Ohne, dass ich nun die einzelnen Läufe beschreibe, kann ich sagen, dass sich zwischen den ersten sechs Booten mega spannende „Duelle“ ergaben. Zwischen den Läufen und an Land bestätigten wir einander, wie toll es war. Unsere Freunde aus den Niederlanden, Georg samt Crew als auch Martin mit Ann-Kristin mussten sich schon gewaltig anstrengen um die „Verfolger“ auf Distanz zu halten.

Ähnlich erging es dem Mittelfeld. Auch hier kam es zu spannenden Läufen. Aber es waren nicht alle zufrieden, denn gerade die aufstrebende NachwuchsseglerInnen hatten sich wohl mehr erhofft. Denn am vorherigen Wochenende waren sie weiter vorne. Ihre Zeit wird kommen.

Zu Protesten kam es nicht, da die SeglerInnen sich selbst reglementierten, wenn auch manchmal erst mit Nachdruck.

Am Abend kam es in der entstandenen „Wagenburg“ zum gemeinsamen Abendessen samt Umtrunk. Dabei wurden die Vorkommnisse des Tages, samt Tipps für die Fortgeschrittenen besprochen.

In der Nacht von Freitag auf Samstag wurde das Boot von Georg mit den Luftballons ‚7‘ und ‚0‘ dekoriert. Denn Georg Riffeler feierte seinen 70. Geburtstag am Samstag. Am Nachmittag lud er uns SeglerInnen zu einem kleinen Umtrunk ein. Nach einigen Reden und Lobliedern begaben wir uns zum Dinner des Yachtclub Westfalia Arnsberg. Dieses endete in einer gemeinsamen Tanzveranstaltung, welche unterbrochen wurde wegen einer Beschwerde eines Anwohners. Dieser pochte doch tatsächlich darauf, nun endlich schlafen zu dürfen. Er/sie hatte natürlich Recht.

Leider trafen die Windvorhersagen zu, so dass es am Sonntag zu keiner Wettfahrt kam. So blieben Xhantia und ich knapp hinter Georg und Harry auf Platz 4.

Der zweite Platz ging an Martin und Ann-Kristin und der verdiente erste Platz an Jurgen und Amarens Roman. Herzlichen Glückwunsch an die Sieger!

Im Namen aller SeglerInnen der AS-Vaurien möchte ich mich bedanken für die Ausführung und Gastfreundschaft, die uns zu Teil wurde.

Allerdings empfand ich die Schlussrede des Präsidenten als arrogant.
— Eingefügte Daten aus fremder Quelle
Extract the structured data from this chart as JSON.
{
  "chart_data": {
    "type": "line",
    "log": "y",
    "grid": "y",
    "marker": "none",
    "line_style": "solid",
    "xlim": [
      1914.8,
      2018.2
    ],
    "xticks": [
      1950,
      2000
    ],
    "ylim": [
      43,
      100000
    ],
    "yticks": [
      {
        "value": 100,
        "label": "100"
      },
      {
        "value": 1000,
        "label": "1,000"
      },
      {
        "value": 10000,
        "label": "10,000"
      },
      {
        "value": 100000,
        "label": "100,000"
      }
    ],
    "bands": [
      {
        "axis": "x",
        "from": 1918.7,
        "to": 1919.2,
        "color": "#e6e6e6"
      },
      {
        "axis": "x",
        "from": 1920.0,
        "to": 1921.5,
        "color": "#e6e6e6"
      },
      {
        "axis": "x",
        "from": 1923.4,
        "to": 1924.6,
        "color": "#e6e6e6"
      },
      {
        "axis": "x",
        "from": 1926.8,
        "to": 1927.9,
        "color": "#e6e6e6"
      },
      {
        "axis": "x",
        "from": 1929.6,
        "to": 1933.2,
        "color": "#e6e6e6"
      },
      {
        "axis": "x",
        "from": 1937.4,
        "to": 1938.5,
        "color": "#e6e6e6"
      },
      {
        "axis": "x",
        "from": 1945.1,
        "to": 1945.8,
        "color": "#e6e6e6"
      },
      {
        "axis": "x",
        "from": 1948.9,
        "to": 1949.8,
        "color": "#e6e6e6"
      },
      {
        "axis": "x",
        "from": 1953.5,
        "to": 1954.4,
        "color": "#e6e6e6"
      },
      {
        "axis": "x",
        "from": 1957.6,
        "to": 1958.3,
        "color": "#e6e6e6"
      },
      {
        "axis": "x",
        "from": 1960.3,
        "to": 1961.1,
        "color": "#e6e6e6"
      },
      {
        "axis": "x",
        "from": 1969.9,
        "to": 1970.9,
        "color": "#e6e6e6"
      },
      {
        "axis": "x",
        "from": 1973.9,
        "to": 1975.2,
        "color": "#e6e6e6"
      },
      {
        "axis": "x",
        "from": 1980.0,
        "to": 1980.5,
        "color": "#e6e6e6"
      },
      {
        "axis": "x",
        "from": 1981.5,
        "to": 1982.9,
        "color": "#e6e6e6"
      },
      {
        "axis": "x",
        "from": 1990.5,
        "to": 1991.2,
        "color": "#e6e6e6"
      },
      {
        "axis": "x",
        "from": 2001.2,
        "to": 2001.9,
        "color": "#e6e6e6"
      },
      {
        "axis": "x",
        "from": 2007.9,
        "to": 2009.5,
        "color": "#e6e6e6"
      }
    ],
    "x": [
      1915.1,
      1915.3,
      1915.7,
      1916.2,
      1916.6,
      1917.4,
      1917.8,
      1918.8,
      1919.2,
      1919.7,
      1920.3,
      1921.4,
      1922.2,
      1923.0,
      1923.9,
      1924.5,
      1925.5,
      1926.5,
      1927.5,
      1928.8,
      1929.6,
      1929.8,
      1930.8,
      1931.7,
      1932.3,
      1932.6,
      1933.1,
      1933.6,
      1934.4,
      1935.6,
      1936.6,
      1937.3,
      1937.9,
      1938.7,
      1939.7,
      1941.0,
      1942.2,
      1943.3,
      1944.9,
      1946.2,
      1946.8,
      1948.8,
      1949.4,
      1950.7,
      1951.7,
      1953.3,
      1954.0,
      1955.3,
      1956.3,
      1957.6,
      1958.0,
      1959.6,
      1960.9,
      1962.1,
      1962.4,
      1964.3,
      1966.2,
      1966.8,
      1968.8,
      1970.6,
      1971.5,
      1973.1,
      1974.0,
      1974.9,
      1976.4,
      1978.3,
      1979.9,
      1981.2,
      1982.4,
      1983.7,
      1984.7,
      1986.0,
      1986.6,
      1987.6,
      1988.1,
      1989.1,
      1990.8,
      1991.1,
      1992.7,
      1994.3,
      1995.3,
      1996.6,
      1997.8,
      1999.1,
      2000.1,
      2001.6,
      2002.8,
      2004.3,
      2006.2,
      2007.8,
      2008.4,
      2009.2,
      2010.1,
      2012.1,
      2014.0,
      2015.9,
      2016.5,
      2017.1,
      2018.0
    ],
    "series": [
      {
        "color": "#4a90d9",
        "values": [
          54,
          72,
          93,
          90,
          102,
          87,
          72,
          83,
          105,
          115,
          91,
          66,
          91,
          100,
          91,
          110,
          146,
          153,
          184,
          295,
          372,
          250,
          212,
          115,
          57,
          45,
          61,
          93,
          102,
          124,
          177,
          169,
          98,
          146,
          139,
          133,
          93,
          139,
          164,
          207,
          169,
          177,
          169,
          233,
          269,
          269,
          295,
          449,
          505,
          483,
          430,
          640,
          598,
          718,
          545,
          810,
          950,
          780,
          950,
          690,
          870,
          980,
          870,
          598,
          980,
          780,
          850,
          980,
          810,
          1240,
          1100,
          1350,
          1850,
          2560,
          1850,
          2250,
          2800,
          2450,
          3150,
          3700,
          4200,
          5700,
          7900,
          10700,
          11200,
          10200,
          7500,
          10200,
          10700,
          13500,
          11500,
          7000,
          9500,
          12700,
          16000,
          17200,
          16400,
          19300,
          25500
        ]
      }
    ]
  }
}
Mit dem Hinweis, er als guter Segler in der H-Boot- Klasse, könne beurteilen, dass das Starten der Vaurien nicht so gut gewesen sei. Dies mag zwar sein, aber in einer Schlussrede gehört sich das nicht. Ich habe mir fest vorgenommen, diesen Herrn im nächsten Jahr, darauf anzusprechen. Haltet mich fest!!!!